3. Neither did the framers of our Constitution consider as a determining factor the character of the property as a continuous whole of like value throughout its extent and capable of *469fair valuation on a per mileage basis. If they had, other property would have been included in the class assessable by the state board.

It is a part of our history that long before the advent of the railroad into the territory of Montana, and more than twenty years before the constitutional convention assembled, the Western Union Telegraph Company was operating lines of telegraph through more than one county, and that, when the Constitution was written, the telegraph was a common means of communication between the different sections of the territory, and, though the telegraph lines are peculiarly that character of property to which the per mileage basis of assessment is applicable, no attempt was made to clothe the state board of equalization with the power or authority to assess such property, although at that time it was assessed upon a mileage basis exclusively. (Sec. 1675, Fifth Division, Comp. Stats. 1887.)

The Act of 1891 established a legislative policy which has been followed since. Section 30 provided: “Telegraph, telephone, and electric light lines, and similar improvements, and the franchises, and canals, ditches and flumes must be listed and assessed in the county in which such property is located.” In section 29 of the same Act the legislative assembly took cognizance of the fact that a street railway might operate in more than one county, and made provision for the assessment of such property by the county assessors. These provisions have likewise continued in force to the present time. (Sec. 3718, Pol. Code 1895; sec. 2528, Rev. Codes.)

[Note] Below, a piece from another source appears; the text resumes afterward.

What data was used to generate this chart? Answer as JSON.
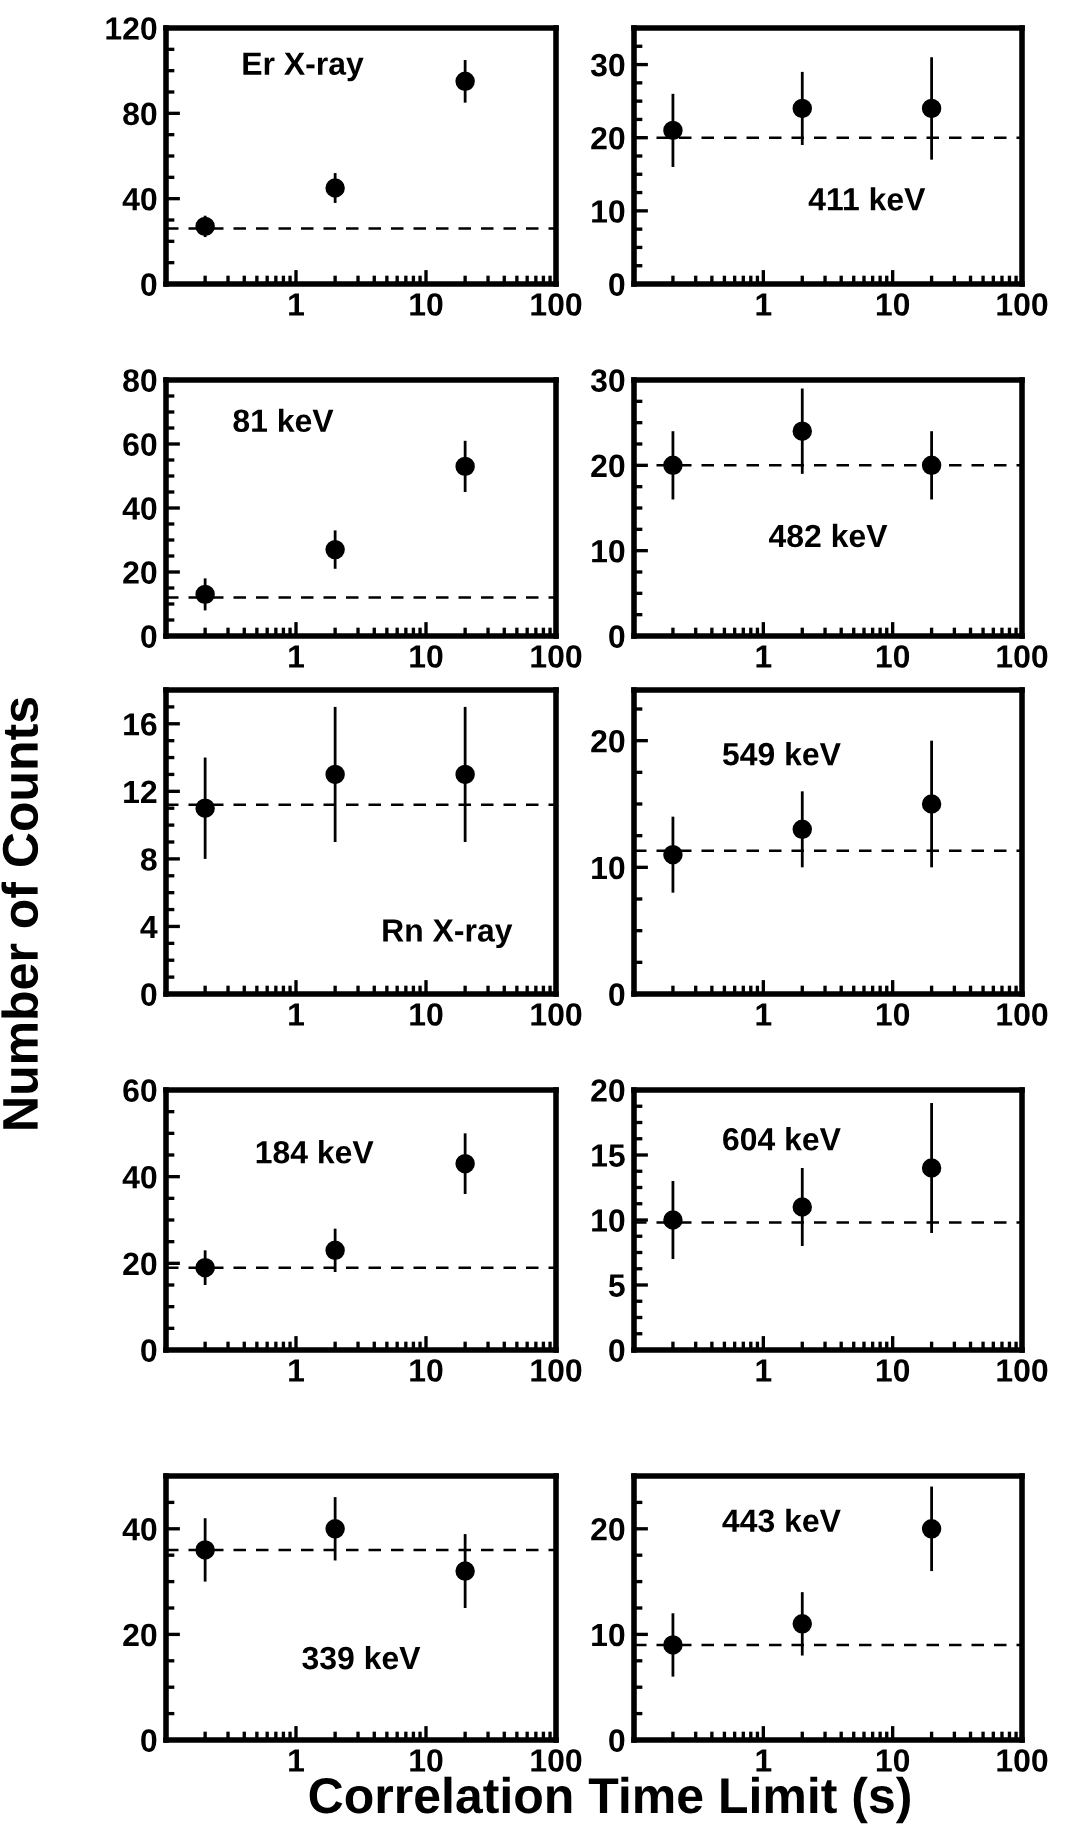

The association of the words “roadway,” “roadbed,” and “rolling stock”; the construction given them by the legislature throughout all the years since 1891 and unchallenged so far as we are advised; the exclusion from the class of property, assessable by the state board, of other property of the like character as that now under consideration; the change made in the policy which was pursued when the constitutional convention assembled, and the application of the rule of construction provided by the Constitution itself lead us to the conclusion that the *470term “roadway,” employed in section 16 above, does not include the telegraph line in question; that the assessment made by the assessor of Granite county was lawful, and the tax levied in pursuance thereof valid.

The judgment is reversed and the cause remanded, with directions to dismiss the action.

Reversed and remanded.

Mr. Chibe Justice Brantlt and Mr. Justice Sanner concur.